In order to convincingly prove that such replacement processes have been at work, one must carefully consider what are the criteria of replacement. Rounded masses of minerals, optically uniformly oriented, can not be universally considered as residua of replacement, but each set of mineral associations must be considered by themselves. For example, in myrmekite, an intergrowth of plagioclase feldspar and quartz, derived as a secondary reaction from potassium feldspar, the quartz is in elongated or rounded detached masses, optically uniformly oriented, yet no one would suggest for a moment that these quartz masses are replacement residua. On the other hand, such rounded masses of microcline may well be indicative of residua. But one of the best and most satisfactory evidences of replacement are cross-cutting veins, especially with smaller apophyses, and if accompanied by isolated impregnations diminishing in quantity when further away from the main cross-cutting vein and especially if the crosscutting vein follows a cleavage or fracture line of the host. Examples of such replacements where the sodium feldspar has entered the microcline and where quartz, mica, and garnets have followed the cleavage planes of the microcline, can be found in most pegmatites, and show that the history of pegmatites is not the result of a single event but on the other hand is the result of a long continued process of the reaction series type.

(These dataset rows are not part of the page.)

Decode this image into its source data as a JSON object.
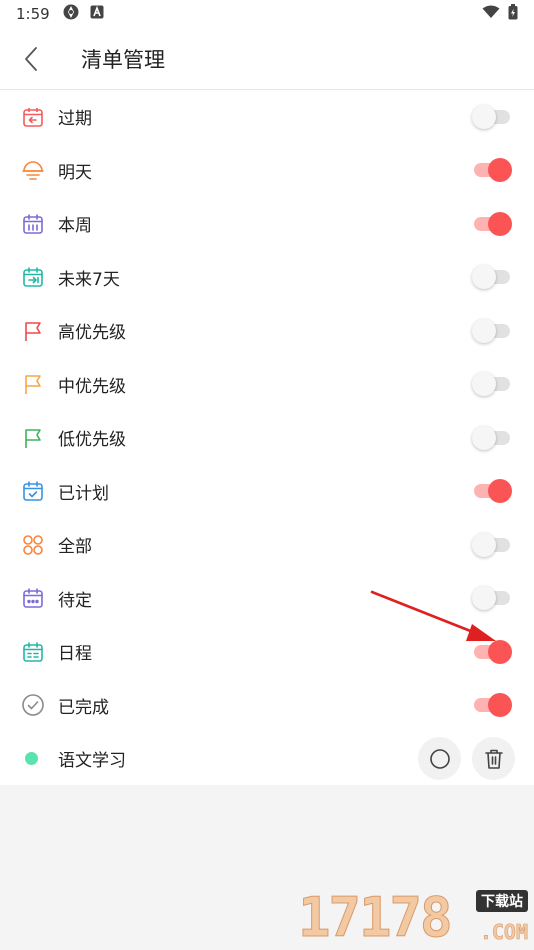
{
  "status_bar": {
    "time": "1:59"
  },
  "header": {
    "title": "清单管理"
  },
  "colors": {
    "accent": "#fb5454",
    "toggle_on_track": "#ffb2b2",
    "toggle_off_track": "#e1e1e1"
  },
  "items": [
    {
      "label": "过期",
      "icon": "calendar-overdue-icon",
      "color": "#f25b5b",
      "enabled": false
    },
    {
      "label": "明天",
      "icon": "sunrise-icon",
      "color": "#f7853a",
      "enabled": true
    },
    {
      "label": "本周",
      "icon": "calendar-week-icon",
      "color": "#7d6bd8",
      "enabled": true
    },
    {
      "label": "未来7天",
      "icon": "calendar-next-icon",
      "color": "#22b8a6",
      "enabled": false
    },
    {
      "label": "高优先级",
      "icon": "flag-icon",
      "color": "#ef4a4a",
      "enabled": false
    },
    {
      "label": "中优先级",
      "icon": "flag-icon",
      "color": "#f6a64b",
      "enabled": false
    },
    {
      "label": "低优先级",
      "icon": "flag-icon",
      "color": "#3db35a",
      "enabled": false
    },
    {
      "label": "已计划",
      "icon": "calendar-check-icon",
      "color": "#3a92e0",
      "enabled": true
    },
    {
      "label": "全部",
      "icon": "four-circles-icon",
      "color": "#f7853a",
      "enabled": false
    },
    {
      "label": "待定",
      "icon": "calendar-dots-icon",
      "color": "#7d6bd8",
      "enabled": false
    },
    {
      "label": "日程",
      "icon": "calendar-schedule-icon",
      "color": "#22b8a6",
      "enabled": true
    },
    {
      "label": "已完成",
      "icon": "check-circle-icon",
      "color": "#8a8a8a",
      "enabled": true
    }
  ],
  "custom_list": {
    "label": "语文学习",
    "dot_color": "#5ce2ae"
  },
  "watermark": {
    "digits": "17178",
    "badge": "下载站",
    "suffix": ".COM"
  }
}
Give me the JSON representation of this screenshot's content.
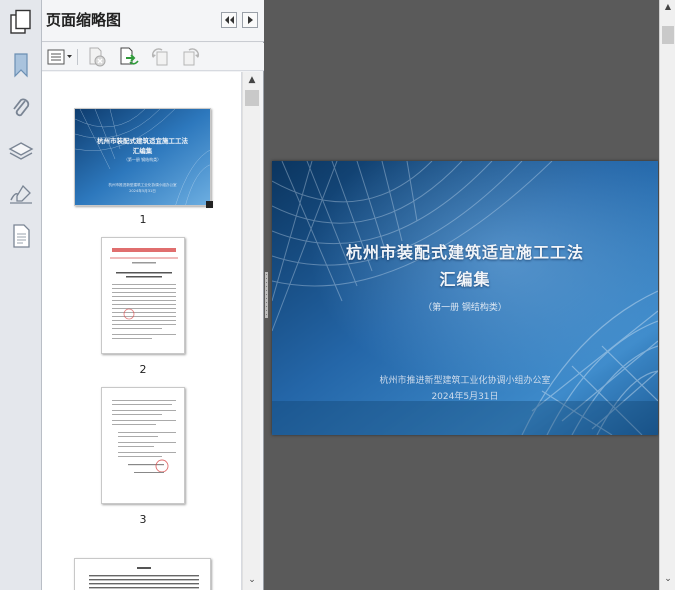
{
  "panel": {
    "title": "页面缩略图"
  },
  "icons": {
    "app": "pages-copy-icon",
    "rail": [
      "bookmark-icon",
      "attachment-icon",
      "layers-icon",
      "signature-icon",
      "page-icon"
    ],
    "toolbar": [
      "options-menu-icon",
      "delete-page-icon",
      "insert-page-icon",
      "rotate-left-icon",
      "rotate-right-icon"
    ]
  },
  "thumbnails": [
    {
      "page": "1",
      "selected": true
    },
    {
      "page": "2"
    },
    {
      "page": "3"
    }
  ],
  "slide": {
    "title_line1": "杭州市装配式建筑适宜施工工法",
    "title_line2": "汇编集",
    "subtitle": "（第一册  钢结构类）",
    "org": "杭州市推进新型建筑工业化协调小组办公室",
    "date": "2024年5月31日"
  },
  "colors": {
    "viewer_bg": "#5a5a5a",
    "slide_dark": "#0d3f72",
    "slide_light": "#3a86c8"
  }
}
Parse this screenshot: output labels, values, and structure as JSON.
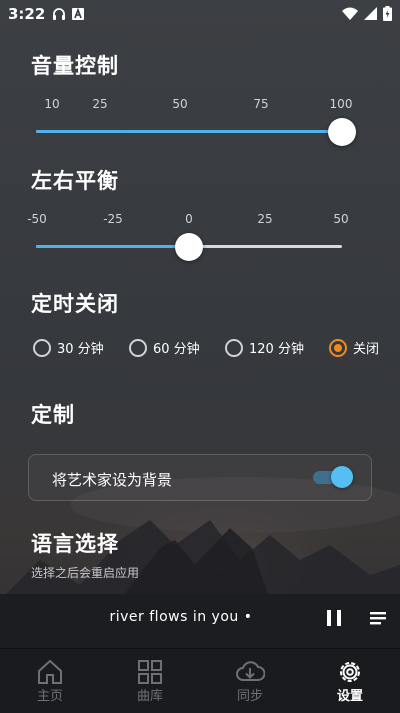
{
  "status_bar": {
    "time": "3:22",
    "left_icons": [
      "headphones-icon",
      "a-badge-icon"
    ],
    "right_icons": [
      "wifi-icon",
      "signal-icon",
      "battery-icon"
    ]
  },
  "volume": {
    "title": "音量控制",
    "ticks": [
      "10",
      "25",
      "50",
      "75",
      "100"
    ],
    "value": 100
  },
  "balance": {
    "title": "左右平衡",
    "ticks": [
      "-50",
      "-25",
      "0",
      "25",
      "50"
    ],
    "value": 0
  },
  "sleep_timer": {
    "title": "定时关闭",
    "options": [
      "30 分钟",
      "60 分钟",
      "120 分钟",
      "关闭"
    ],
    "selected": "关闭"
  },
  "customize": {
    "title": "定制",
    "artist_bg_label": "将艺术家设为背景",
    "artist_bg_enabled": true
  },
  "language": {
    "title": "语言选择",
    "subtitle": "选择之后会重启应用"
  },
  "player": {
    "song": "river  flows  in  you •",
    "state": "playing"
  },
  "nav": {
    "items": [
      {
        "label": "主页",
        "icon": "home-icon"
      },
      {
        "label": "曲库",
        "icon": "library-grid-icon"
      },
      {
        "label": "同步",
        "icon": "cloud-download-icon"
      },
      {
        "label": "设置",
        "icon": "gear-icon"
      }
    ],
    "active": "设置"
  },
  "colors": {
    "accent_blue": "#4fb3ea",
    "accent_orange": "#f28a1b"
  }
}
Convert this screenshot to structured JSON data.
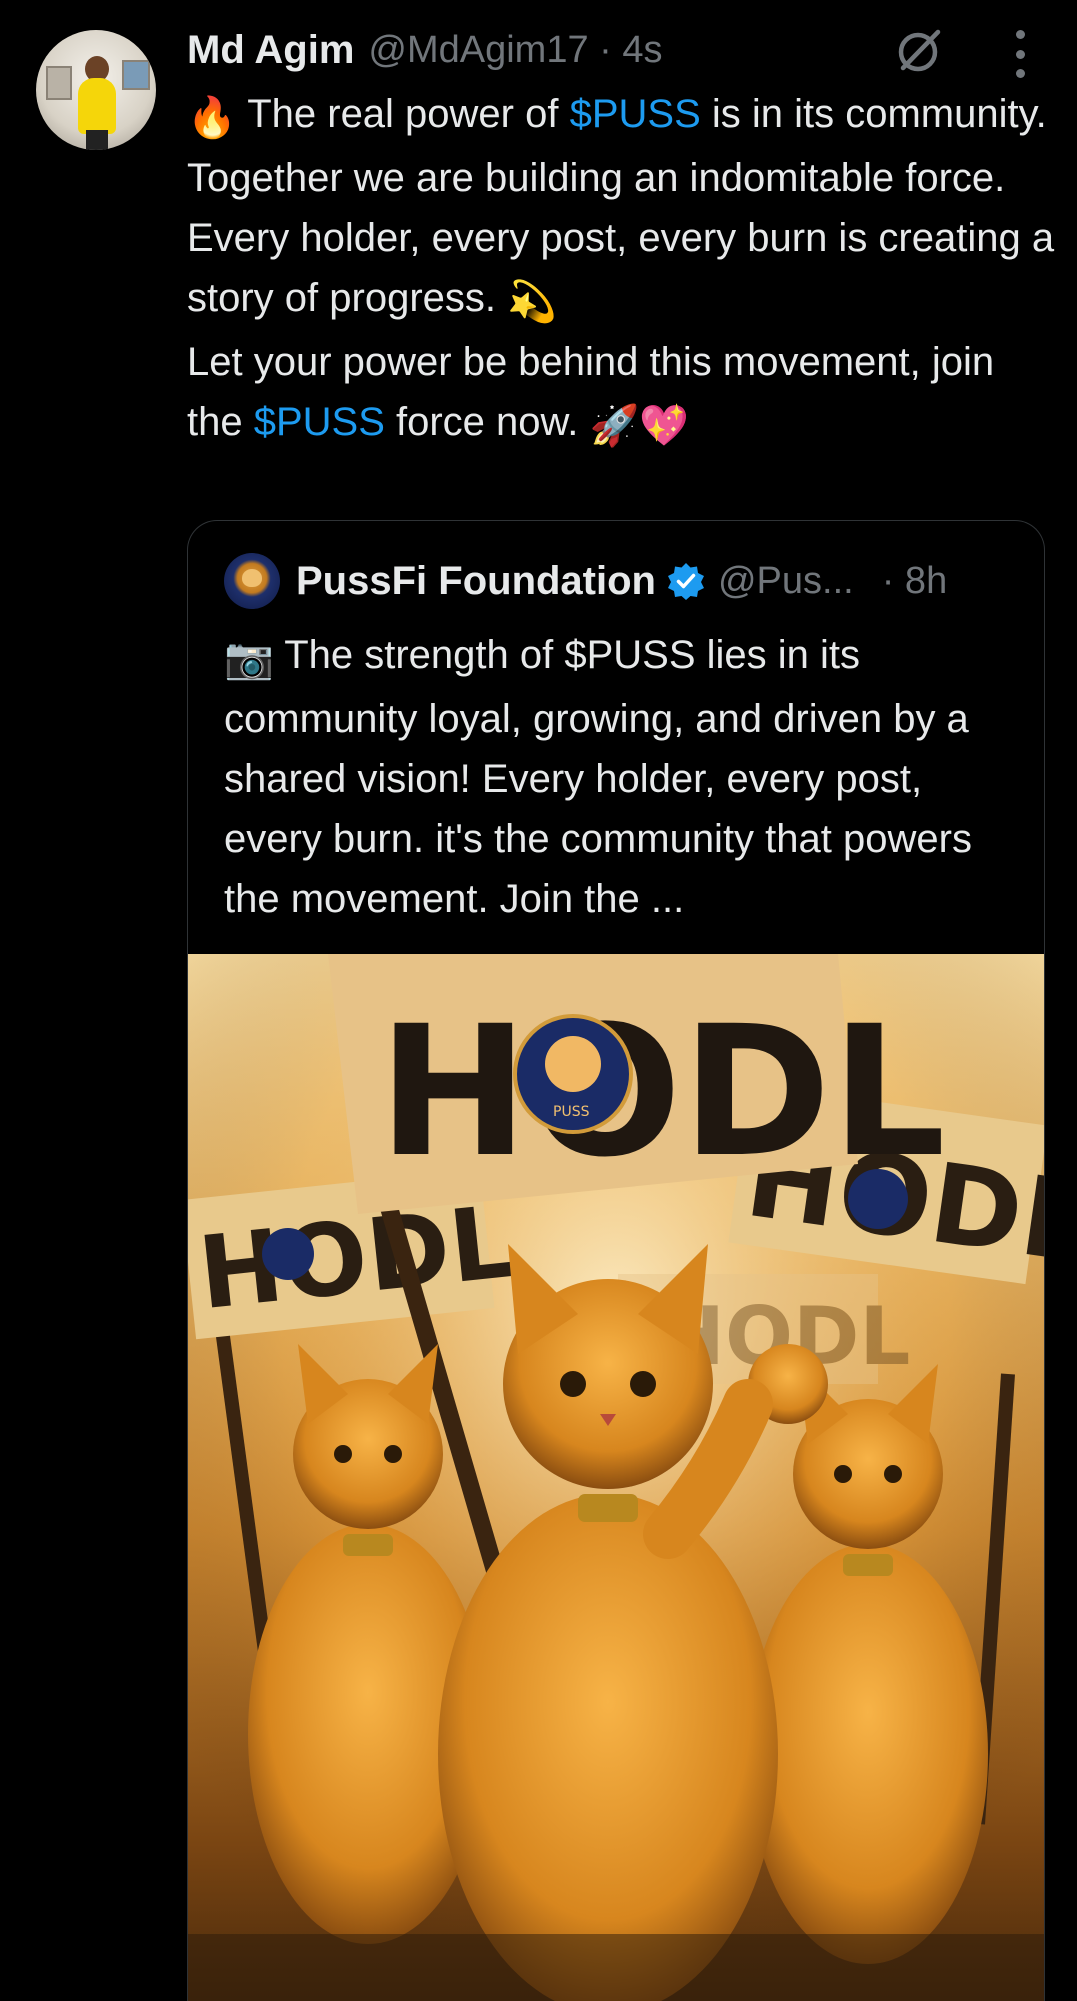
{
  "tweet": {
    "author_name": "Md Agim",
    "author_handle": "@MdAgim17",
    "separator": "·",
    "time": "4s",
    "text": {
      "line1_emoji": "🔥",
      "line1_a": " The real power of ",
      "line1_cashtag": "$PUSS",
      "line1_b": " is in its community. Together we are building an indomitable force. Every holder, every post, every burn is creating a story of progress. ",
      "line1_end_emoji": "💫",
      "line2_a": "Let your power be behind this movement, join the ",
      "line2_cashtag": "$PUSS",
      "line2_b": " force now. ",
      "line2_end_emoji": "🚀💖"
    }
  },
  "quoted_tweet": {
    "author_name": "PussFi Foundation",
    "author_handle": "@Pus...",
    "time": "· 8h",
    "text_emoji": "📷",
    "text": " The strength of $PUSS lies in its community loyal, growing, and driven by a shared vision! Every holder, every post, every burn. it's the community that powers the movement. Join the ...",
    "image": {
      "sign_text_main": "HODL",
      "sign_text_left": "HODL",
      "sign_text_right": "HODL",
      "sign_text_back": "HODL",
      "logo_caption": "PUSS"
    }
  },
  "colors": {
    "background": "#000000",
    "text": "#e7e9ea",
    "secondary": "#71767b",
    "link": "#1d9bf0",
    "verified": "#1d9bf0",
    "border": "#2f3336"
  },
  "icons": {
    "grok": "grok-icon",
    "more": "more-vertical-icon",
    "verified": "verified-badge-icon"
  }
}
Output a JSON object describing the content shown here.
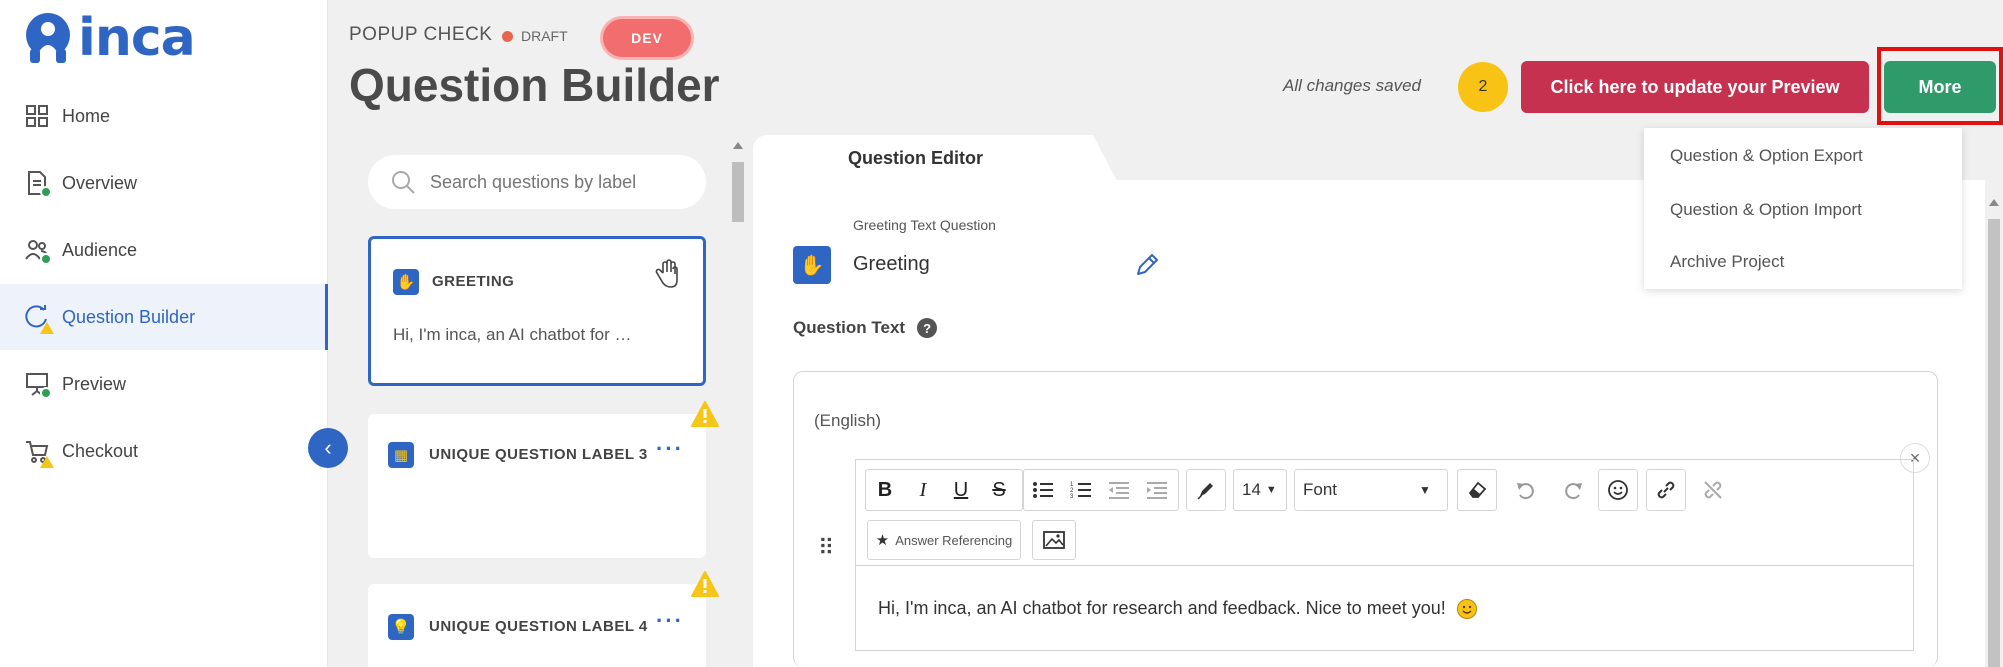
{
  "brand": {
    "name": "inca",
    "color": "#2f66c4"
  },
  "sidebar": {
    "items": [
      {
        "label": "Home",
        "icon": "grid-icon",
        "status": "none"
      },
      {
        "label": "Overview",
        "icon": "document-icon",
        "status": "complete"
      },
      {
        "label": "Audience",
        "icon": "people-icon",
        "status": "complete"
      },
      {
        "label": "Question Builder",
        "icon": "chat-cycle-icon",
        "status": "warning",
        "active": true
      },
      {
        "label": "Preview",
        "icon": "presentation-icon",
        "status": "complete"
      },
      {
        "label": "Checkout",
        "icon": "cart-icon",
        "status": "warning"
      }
    ],
    "collapse_icon": "chevron-left-icon"
  },
  "header": {
    "project_name": "POPUP CHECK",
    "state": "DRAFT",
    "env_badge": "DEV",
    "title": "Question Builder",
    "save_status": "All changes saved",
    "pending_count": "2",
    "update_button": "Click here to update your Preview",
    "more_button": "More"
  },
  "more_menu": {
    "items": [
      "Question & Option Export",
      "Question & Option Import",
      "Archive Project"
    ]
  },
  "question_list": {
    "search_placeholder": "Search questions by label",
    "cards": [
      {
        "label": "GREETING",
        "snippet": "Hi, I'm inca, an AI chatbot for …",
        "icon": "wave-hand-icon",
        "selected": true,
        "warning": false
      },
      {
        "label": "UNIQUE QUESTION LABEL 3",
        "snippet": "",
        "icon": "grid-table-icon",
        "selected": false,
        "warning": true
      },
      {
        "label": "UNIQUE QUESTION LABEL 4",
        "snippet": "",
        "icon": "lightbulb-icon",
        "selected": false,
        "warning": true
      }
    ]
  },
  "editor": {
    "tab": "Question Editor",
    "question_type": "Greeting Text Question",
    "question_name": "Greeting",
    "question_text_label": "Question Text",
    "language": "(English)",
    "font_size": "14",
    "font_name": "Font",
    "answer_referencing": "Answer Referencing",
    "content": "Hi, I'm inca, an AI chatbot for research and feedback. Nice to meet you!"
  },
  "colors": {
    "accent": "#2f66c4",
    "update_button": "#c5314f",
    "more_button": "#2f9a6a",
    "highlight": "#e01111",
    "warning": "#f5c518"
  }
}
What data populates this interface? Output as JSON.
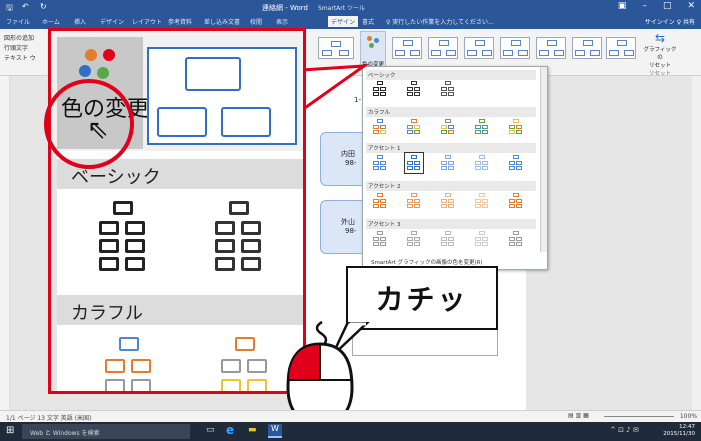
{
  "titlebar": {
    "doc_title": "連絡網 - Word",
    "tool_label": "SmartArt ツール",
    "controls": [
      "▣",
      "–",
      "□",
      "✕"
    ]
  },
  "tabs": [
    "ファイル",
    "ホーム",
    "挿入",
    "デザイン",
    "レイアウト",
    "参考資料",
    "差し込み文書",
    "校閲",
    "表示",
    "デザイン",
    "書式"
  ],
  "tell_me": "♀ 実行したい作業を入力してください...",
  "signin": "サインイン  ♀ 共有",
  "ribbon": {
    "left_items": [
      "図形の追加",
      "行頭文字",
      "テキスト ウ"
    ],
    "color_change_label": "色の変更",
    "reset_label_1": "グラフィックの",
    "reset_label_2": "リセット",
    "reset_group": "リセット"
  },
  "dropdown": {
    "basic": "ベーシック",
    "colorful": "カラフル",
    "accent1": "アクセント 1",
    "accent2": "アクセント 2",
    "accent3": "アクセント 3",
    "footer": "SmartArt グラフィックの画像の色を変更(R)"
  },
  "doc": {
    "card1_name": "内田",
    "card1_num": "98-",
    "card2_name": "外山",
    "card2_num": "98-",
    "marker": "1-"
  },
  "zoom": {
    "color_change": "色の変更",
    "basic": "ベーシック",
    "colorful": "カラフル"
  },
  "balloon": {
    "text": "カチッ"
  },
  "statusbar": {
    "left": "1/1 ページ   13 文字   英語 (米国)",
    "zoom": "100%"
  },
  "taskbar": {
    "search": "Web と Windows を検索",
    "time": "12:47",
    "date": "2015/11/30"
  },
  "colors": {
    "word_blue": "#2b579a",
    "callout_red": "#e0001a",
    "smartart_blue": "#2f6fc7"
  }
}
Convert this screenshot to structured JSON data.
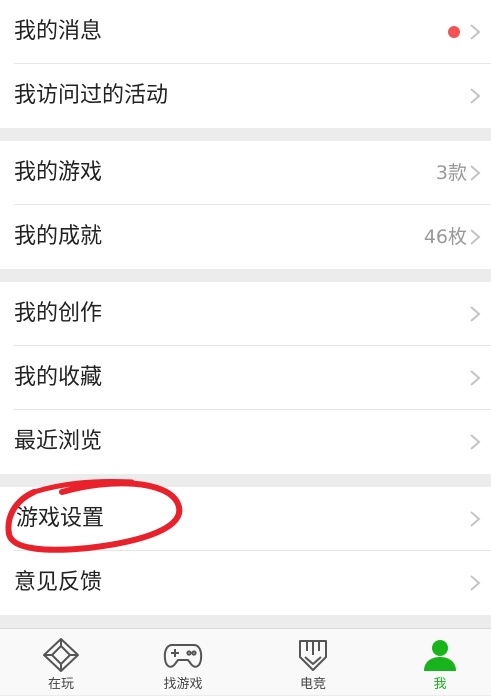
{
  "menu": {
    "groups": [
      [
        {
          "label": "我的消息",
          "value": "",
          "badge_dot": true
        },
        {
          "label": "我访问过的活动",
          "value": "",
          "badge_dot": false
        }
      ],
      [
        {
          "label": "我的游戏",
          "value": "3款",
          "badge_dot": false
        },
        {
          "label": "我的成就",
          "value": "46枚",
          "badge_dot": false
        }
      ],
      [
        {
          "label": "我的创作",
          "value": "",
          "badge_dot": false
        },
        {
          "label": "我的收藏",
          "value": "",
          "badge_dot": false
        },
        {
          "label": "最近浏览",
          "value": "",
          "badge_dot": false
        }
      ],
      [
        {
          "label": "游戏设置",
          "value": "",
          "badge_dot": false
        },
        {
          "label": "意见反馈",
          "value": "",
          "badge_dot": false
        }
      ]
    ]
  },
  "tabbar": {
    "tabs": [
      {
        "label": "在玩",
        "icon": "playing-icon",
        "active": false
      },
      {
        "label": "找游戏",
        "icon": "gamepad-icon",
        "active": false
      },
      {
        "label": "电竞",
        "icon": "esports-icon",
        "active": false
      },
      {
        "label": "我",
        "icon": "profile-icon",
        "active": true
      }
    ]
  },
  "colors": {
    "accent": "#19b41b",
    "badge": "#f25353",
    "annotation": "#e8212a",
    "separator": "#ececec"
  }
}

If the theory of the formation of pegmatites, as outlined above holds, namely, that if they consist of minerals other than potassium feldspar they are largely replacement effects, then one is justified at least in asking whether or not a similar condition holds for many igneous rocks. If it does, and if the accessory minerals and other hydrous minerals such as the hornblendes and the micas for example, in a granite, are not original pyrogenic minerals formed directly from the magma but are later reaction products in an already formed rock, then not only must our ideas of the genesis of igneous rocks in general be modified but a new scheme of genetic classification of rocks will be needed.
* Presidential address presented at the seventh annual meeting of The Mineralogical Society of America, in Joint Session with The Geological Society of America, Madison, Wis., December 27, 1926.
1 This address represents a brief summary of the important points of a paper on the same subject to be published later, fully illustrated, probably by the U. S. Geological Survey.
2 Preliminary paper published: Schaller, W. T., The genesis of lithium pegmatites: Amer. J. Sc., Vol. 10, pp. 269-279, September, 1925.